Hoskins v. Commonwealth

Opinion of the Court by

Judge Lassing

Reversing.

On June 1, 1910, G-arfield Hoskins shot and killed Harrison Hargis, in Beattyville, Lee County, Kentucky. Shortly thereafter he was indicted in the Lee Circuit Court for willful murder. When the case was called for trial counsel for the accused demurred to the indictments ; but this was overruled. He was three times put upon his trial, with the result that the jury failed to agree; but upon his fourth trial, held at the June term of court, 1911, he was found guilty of manslaughter, and his punishment fixed at confinement in the penitentiary for twenty-one years. He appeals and seeks a reversal because the trial court erred in refusing to sustain the demurrer to the indictment.

The ground upon which this demurrer is based is, that it is not charged in the indictment that the shooting ánd killing was feloniously done. This question has several times been before this court, and in the leading case of Kaelin v. Commonwealth, 84 Ky., 354, which was an indictment for murder, it was expressly held that the omission of this word from the indictment rendered it fatally defective. In the later ease of Stroud v. Commonwealth, 14 Rep., 179, the accused was indicted for murder. Upon a trial he was found guilty of manslaughter. The indictment did not charge that the killing was feloniously done. It was urged upon appeal *581here that, as he was found guilty of manslaughter, the defect in the indictment was cured. But upon consideration it was held that, as the crime was a common law offense, the felonious intent was a necessary ingredient, and the defect in the indictment in failing to charge that the killing was feloniously done was not cured by the verdict, the court holding “that a felonious intent is of the substance of every such (common law) offense.
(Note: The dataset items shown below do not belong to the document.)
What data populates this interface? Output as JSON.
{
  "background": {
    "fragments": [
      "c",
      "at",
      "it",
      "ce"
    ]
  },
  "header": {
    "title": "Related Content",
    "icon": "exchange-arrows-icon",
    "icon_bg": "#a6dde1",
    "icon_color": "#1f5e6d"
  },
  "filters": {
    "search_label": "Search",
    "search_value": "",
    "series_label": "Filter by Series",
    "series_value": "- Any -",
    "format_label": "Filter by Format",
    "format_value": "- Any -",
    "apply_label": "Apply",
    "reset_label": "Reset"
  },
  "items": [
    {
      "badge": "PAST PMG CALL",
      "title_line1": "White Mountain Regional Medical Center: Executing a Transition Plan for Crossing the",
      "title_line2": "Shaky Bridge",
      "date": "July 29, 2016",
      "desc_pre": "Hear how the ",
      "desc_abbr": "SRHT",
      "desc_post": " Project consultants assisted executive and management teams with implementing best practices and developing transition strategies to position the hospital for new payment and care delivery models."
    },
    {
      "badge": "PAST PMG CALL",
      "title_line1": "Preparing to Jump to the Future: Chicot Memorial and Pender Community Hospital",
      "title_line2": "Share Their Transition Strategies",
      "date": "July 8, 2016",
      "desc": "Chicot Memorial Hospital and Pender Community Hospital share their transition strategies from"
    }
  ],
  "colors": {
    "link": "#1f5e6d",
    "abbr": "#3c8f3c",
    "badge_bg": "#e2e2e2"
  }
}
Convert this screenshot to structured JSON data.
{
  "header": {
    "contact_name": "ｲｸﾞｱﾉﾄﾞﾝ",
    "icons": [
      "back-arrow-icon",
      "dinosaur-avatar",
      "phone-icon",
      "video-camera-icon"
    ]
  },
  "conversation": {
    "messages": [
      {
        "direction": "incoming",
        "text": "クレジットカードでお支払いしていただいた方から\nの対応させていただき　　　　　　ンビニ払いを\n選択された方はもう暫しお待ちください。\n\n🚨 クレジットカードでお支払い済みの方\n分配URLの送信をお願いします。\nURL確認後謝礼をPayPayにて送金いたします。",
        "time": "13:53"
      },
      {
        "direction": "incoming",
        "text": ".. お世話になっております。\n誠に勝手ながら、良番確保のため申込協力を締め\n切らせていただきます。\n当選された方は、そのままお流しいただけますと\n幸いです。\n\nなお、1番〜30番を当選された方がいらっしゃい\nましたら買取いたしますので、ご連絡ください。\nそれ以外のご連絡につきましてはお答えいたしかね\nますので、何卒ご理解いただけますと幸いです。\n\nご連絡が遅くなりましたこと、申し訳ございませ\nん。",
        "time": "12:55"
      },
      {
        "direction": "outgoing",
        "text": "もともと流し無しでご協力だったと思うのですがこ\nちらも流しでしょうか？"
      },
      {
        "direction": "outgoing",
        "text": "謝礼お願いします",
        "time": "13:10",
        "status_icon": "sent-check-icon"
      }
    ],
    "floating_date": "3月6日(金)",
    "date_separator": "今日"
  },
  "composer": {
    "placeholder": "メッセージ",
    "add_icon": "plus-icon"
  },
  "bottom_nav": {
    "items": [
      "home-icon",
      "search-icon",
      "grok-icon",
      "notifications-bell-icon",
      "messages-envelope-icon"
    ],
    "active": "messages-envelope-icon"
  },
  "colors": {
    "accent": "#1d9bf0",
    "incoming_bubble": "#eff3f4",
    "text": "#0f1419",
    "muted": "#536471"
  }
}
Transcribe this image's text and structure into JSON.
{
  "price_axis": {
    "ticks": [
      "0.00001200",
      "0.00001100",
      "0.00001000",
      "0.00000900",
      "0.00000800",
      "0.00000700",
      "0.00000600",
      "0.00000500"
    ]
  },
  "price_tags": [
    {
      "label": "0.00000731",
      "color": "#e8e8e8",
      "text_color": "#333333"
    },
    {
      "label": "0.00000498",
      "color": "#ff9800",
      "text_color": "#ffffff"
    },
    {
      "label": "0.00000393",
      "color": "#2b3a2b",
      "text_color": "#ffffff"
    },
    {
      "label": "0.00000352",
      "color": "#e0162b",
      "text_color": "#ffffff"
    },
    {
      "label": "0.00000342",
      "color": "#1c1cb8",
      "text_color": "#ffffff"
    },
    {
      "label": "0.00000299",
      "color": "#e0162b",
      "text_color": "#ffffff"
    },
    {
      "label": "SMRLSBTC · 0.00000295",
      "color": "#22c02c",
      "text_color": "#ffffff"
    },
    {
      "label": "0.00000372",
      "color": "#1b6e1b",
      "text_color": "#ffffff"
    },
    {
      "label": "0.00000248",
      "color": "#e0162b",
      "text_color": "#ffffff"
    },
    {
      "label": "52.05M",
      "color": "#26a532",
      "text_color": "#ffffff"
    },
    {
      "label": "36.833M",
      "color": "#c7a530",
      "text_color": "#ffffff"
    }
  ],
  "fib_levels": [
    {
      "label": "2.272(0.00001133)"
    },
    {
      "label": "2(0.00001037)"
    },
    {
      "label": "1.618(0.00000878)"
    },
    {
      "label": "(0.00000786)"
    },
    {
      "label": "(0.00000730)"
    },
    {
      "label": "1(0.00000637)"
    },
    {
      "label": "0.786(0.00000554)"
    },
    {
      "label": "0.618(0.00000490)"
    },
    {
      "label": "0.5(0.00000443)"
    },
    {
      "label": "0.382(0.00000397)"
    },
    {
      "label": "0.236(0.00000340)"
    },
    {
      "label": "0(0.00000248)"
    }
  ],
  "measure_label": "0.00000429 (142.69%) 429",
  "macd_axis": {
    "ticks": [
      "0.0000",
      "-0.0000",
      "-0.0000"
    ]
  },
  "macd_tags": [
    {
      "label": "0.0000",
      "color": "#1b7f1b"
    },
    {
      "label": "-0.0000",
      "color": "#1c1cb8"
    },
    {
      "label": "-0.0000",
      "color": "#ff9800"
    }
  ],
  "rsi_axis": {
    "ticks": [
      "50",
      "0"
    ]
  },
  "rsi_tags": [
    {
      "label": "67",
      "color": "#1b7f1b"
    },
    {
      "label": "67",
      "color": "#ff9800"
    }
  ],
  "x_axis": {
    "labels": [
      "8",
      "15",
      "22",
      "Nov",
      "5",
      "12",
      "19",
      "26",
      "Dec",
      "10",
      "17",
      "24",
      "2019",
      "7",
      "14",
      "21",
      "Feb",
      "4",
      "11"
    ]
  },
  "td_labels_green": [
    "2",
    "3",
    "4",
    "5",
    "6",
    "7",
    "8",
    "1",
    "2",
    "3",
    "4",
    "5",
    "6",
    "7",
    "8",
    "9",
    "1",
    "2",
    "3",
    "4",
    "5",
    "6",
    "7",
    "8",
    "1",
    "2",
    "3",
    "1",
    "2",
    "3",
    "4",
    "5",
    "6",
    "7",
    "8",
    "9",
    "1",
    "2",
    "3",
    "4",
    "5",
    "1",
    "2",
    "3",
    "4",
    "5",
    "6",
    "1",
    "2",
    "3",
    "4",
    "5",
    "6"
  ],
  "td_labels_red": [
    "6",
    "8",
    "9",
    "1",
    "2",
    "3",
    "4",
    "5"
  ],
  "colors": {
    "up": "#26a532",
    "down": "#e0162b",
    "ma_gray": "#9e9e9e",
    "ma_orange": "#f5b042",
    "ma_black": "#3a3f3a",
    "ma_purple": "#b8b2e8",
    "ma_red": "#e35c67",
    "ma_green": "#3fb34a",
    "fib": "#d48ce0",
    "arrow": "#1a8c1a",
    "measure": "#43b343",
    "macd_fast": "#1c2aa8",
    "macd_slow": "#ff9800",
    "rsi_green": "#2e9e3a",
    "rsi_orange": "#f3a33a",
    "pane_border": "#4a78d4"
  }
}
One can not be convicted of a felonious killing unless it is charged that it was done feloniously.” The rule announced in those opinions has been steadfastly adhered to, and is controlling.in the case at bar. The demurrer should have been sustained.

Though not particularly complained of, we find that thé instruction on self-defense was faulty, in that it only authorized the accused to act in his self-defense if he was in great danger of death or bodily harm, thus leaving it for the jury to determine whether the danger was imminent; whereas, under the repeated decisions of this court the jury should have been told that he had a right to act if it appeared to him, in the exercise of a reasonable judgment, that he was in danger, etc. Upon another trial the self-defense instruction will be modified so as to conform to this idea.

Judgment reversed and cause remanded for further proceedings consistent herewith.